Thames Valley Police say they believe the 48-year-old has died but it still remains to be confirmed.

The scene on Tuesday n Oxford where a block of flats was destroyed (SWNS)

Guido is described as 6ft, heavy build, with short grey hair and blue eyes, walks with a limp and uses a crutch.

The public are being asked not approach him but to call 999 if he is spotted.

However, officers said it was too early to say whether the blast was deliberate.

“Our strong hypothesis is that Guido died in the fire, and we are continuing to offer support to his family at this time.” said local police commander,  Supt Joe Kidman.

More than 40 households were affected by the fire (SWNS)

“However, while our search of the scene continues and this is not confirmed, one line of enquiry within the investigation is that Guido could be missing.”

Firefighters say they are currently making neighbouring buildings in the area safe before the sniffer dogs and officers can begin to remove the remains of the buildings.

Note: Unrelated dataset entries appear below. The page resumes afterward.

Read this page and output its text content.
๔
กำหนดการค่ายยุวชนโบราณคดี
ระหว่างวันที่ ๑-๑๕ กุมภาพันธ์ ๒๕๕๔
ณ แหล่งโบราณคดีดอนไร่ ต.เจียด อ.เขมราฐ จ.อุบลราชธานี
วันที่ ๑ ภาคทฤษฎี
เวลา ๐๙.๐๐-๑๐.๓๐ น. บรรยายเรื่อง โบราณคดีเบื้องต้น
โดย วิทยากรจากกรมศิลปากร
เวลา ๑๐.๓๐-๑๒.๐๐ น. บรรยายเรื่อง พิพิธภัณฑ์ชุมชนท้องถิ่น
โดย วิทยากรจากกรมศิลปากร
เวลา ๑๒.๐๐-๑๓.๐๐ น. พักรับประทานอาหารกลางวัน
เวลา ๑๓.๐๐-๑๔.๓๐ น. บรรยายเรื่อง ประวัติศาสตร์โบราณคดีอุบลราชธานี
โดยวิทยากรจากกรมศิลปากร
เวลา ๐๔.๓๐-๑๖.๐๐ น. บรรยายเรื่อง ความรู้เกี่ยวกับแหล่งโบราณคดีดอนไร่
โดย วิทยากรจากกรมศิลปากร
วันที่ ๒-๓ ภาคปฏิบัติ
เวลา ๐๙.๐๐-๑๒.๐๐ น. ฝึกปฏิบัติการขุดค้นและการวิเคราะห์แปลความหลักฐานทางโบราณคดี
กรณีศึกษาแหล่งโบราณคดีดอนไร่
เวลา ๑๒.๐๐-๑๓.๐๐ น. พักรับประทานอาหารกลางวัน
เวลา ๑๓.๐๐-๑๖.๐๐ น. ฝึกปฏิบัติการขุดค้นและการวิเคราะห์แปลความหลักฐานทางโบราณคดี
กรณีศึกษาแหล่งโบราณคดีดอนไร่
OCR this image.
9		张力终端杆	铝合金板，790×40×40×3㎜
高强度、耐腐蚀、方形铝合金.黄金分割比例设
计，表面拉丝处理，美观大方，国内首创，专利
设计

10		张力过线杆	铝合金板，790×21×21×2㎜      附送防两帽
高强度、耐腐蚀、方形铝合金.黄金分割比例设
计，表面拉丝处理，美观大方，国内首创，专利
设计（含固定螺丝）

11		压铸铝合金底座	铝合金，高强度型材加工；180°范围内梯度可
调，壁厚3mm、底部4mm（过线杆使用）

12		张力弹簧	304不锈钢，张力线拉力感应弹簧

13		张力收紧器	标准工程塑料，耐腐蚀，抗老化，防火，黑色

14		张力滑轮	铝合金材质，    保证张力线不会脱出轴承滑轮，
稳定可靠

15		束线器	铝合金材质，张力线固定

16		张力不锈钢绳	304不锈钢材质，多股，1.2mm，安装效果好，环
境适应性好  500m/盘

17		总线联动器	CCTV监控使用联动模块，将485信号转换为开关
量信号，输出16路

A total of 40 households were displaced from their homes as a result of the explosion.

An overhead photograph shows the destruction left by the blast (SWNS)

Residents from 19 of those households are still unable to return, but the situation may change within the next few days.

Incident Commander Julian Green said: “Clearly the sequence of events has to be to make the buildings safe first before the removal of rubble begins, so as to ensure safety of personnel.

“We expecting to start removing rubble later today, working with fire and police investigators alongside to determine the cause of the explosion.”